A Batalha de Poitiers (732) por um cronista árabe anônimo

(...)

Os muçulmanos golpearam os seus inimigos e atravessaram o rio Garonne, assolando o país e levando inúmeros cativos. Aquele exército passou por todos os lugares como uma tempestade devastadora. A prosperidade tornou esses guerreiros insaciáveis.

Ao cruzarem o rio, Abderrahman arruinou o condado. O conde refugiou-se em sua fortaleza, mas os muçulmanos avançaram contra ele e, entrando à força no castelo, mataram o conde. Para tudo cediam suas cimitarras, que eram ladrões de vidas.

Todas as regiões do reino dos francos temiam aquele exército terrível, assim, os francos recorreram a seu rei Caldus [Carlos Martel]1 e lhes contaram sobre a destruição feita pelos cavaleiros muçulmanos, e como subjugaram, ao atravessarem, toda a terra de Narbonne, Toulouse e Bordeaux. Eles também relataram a morte do conde. Então o rei alegrou-os, declarando que iria ajudá-los...

O rei montou em seu cavalo, e levou um exército que não pode ser contado, e dirigiu-se contra os muçulmanos. Ele os encontrou na grande cidade de Tours.

Abderrahman e outros cavaleiros prudentes viram a desordem das tropas muçulmanas, que estavam pesadas devido aos espólios de guerra; mas eles não se aventuraram a desagradar os soldados ordenando que eles abandonassem tudo, com exceção de suas armas e cavalos de guerra. Abderrahman confiou no valor dos seus soldados e na boa sorte que estava lhe acompanhando. Mas a falta de disciplina é sempre fatal aos exércitos.

Assim, Abderrahman2 e suas hostes atacaram Tours para ainda adquirir mais espólio. Eles lutaram contra esta cidade tão ferozmente que a fúria e a crueldade dos muçulmanos para com os seus habitantes da cidade eram como a fúria e crueldade de tigres raivosos. Eles assaltaram a cidade quase diante dos olhos do exército que veio salvá-la. Era manifesto que Deus iria castigar tais excessos; e a sorte logo virou-se contra os muçulmanos.
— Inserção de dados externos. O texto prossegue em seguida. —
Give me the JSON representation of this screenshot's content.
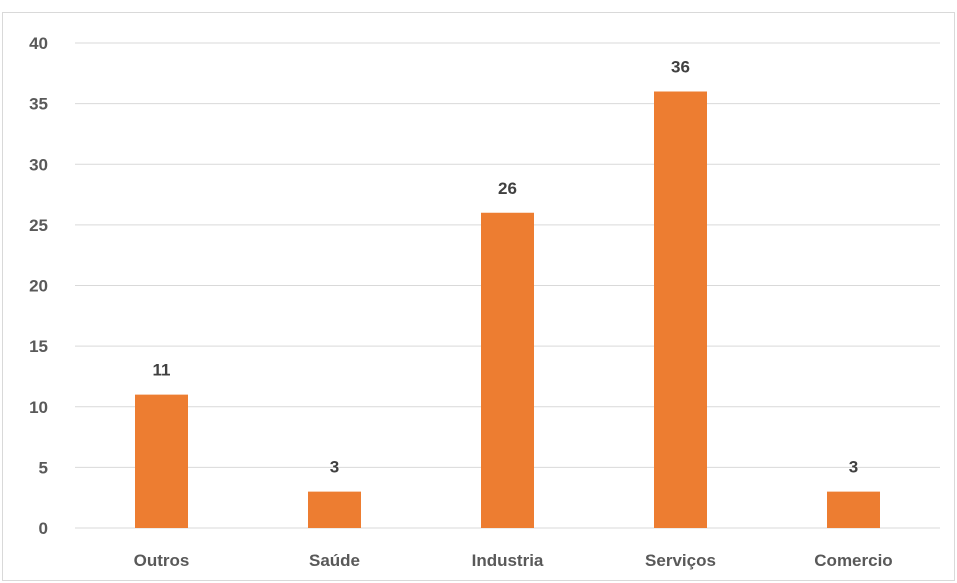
{
  "chart_data": {
    "type": "bar",
    "title": "",
    "xlabel": "",
    "ylabel": "",
    "categories": [
      "Outros",
      "Saúde",
      "Industria",
      "Serviços",
      "Comercio"
    ],
    "values": [
      11,
      3,
      26,
      36,
      3
    ],
    "data_labels": [
      "11",
      "3",
      "26",
      "36",
      "3"
    ],
    "ylim": [
      0,
      40
    ],
    "yticks": [
      0,
      5,
      10,
      15,
      20,
      25,
      30,
      35,
      40
    ],
    "ytick_labels": [
      "0",
      "5",
      "10",
      "15",
      "20",
      "25",
      "30",
      "35",
      "40"
    ],
    "grid": true,
    "legend": "none",
    "bar_color": "#ed7d31",
    "gridline_color": "#d9d9d9"
  }
}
Próximo ao rio Owar [Loire], os dois grandes exércitos, de duas línguas e de dois credos, estavam em ordem, um frente ao outro. Os corações de Abderrahman, de seus capitães e de seus homens estavam cheios de ira e orgulho, e eles foram os que primeiro começaram a lutar.3 Os cavaleiros muçulmanos dirigiram-se com ferocidade contra os batalhões dos francos, que resistiram virilmente. Muitos caíram mortos de ambos os lados, até o pôr do sol.

A noite separou os dois exércitos: mas ao amanhecer os muçulmanos voltaram à batalha. Os cavaleiros logo chegaram, sem muito esforço, no centro do batalhão cristão. Mas muitos os muçulmanos estavam temerosos pela segurança do espólio que tinham armazenado em suas barracas. Um falso grito surgiu nas suas fileiras, alertando que alguns dentre os inimigos estavam saqueando o acampamento; o que levou vários esquadrões da cavalaria muçulmana a voltarem atrás para proteger suas barracas.

Porém, parecia que eles estavam fugindo dos cristãos e todo o exército muçulmano ficou preocupado. E enquanto Abderrahman se esforçava para controlar o tumulto e conduzir os seus homens novamente para a luta, guerreiros francos o cercaram e ele foi perfurado por muitas lanças, de forma que morreu. Então todo o exército muçulmano evadiu-se ante o inimigo e muitos morreram na fuga (...)4

Notas

  • 1. Carlos Martel (686-741) foi mordomo do Palácio da Austrásia (715-741)
  • 2. Abu Said Abd ar-Rahman ibn Abd Allah al-Gafiqi, Wali (governador) de al-Andaluz
  • 3. Aqui o cronista anônimo faz um grande elogio aos seus, pois a iniciativa do combate era um ato muito considerado em batalha na Idade Média, tanto por muçulmanos quanto por cristãos.
  • 4. Traduzido e adaptado de CREASY, Edward. Fifteen Decisive Battles of the World. New York, E. P. Dutton & Co., s/d, p. 168-169.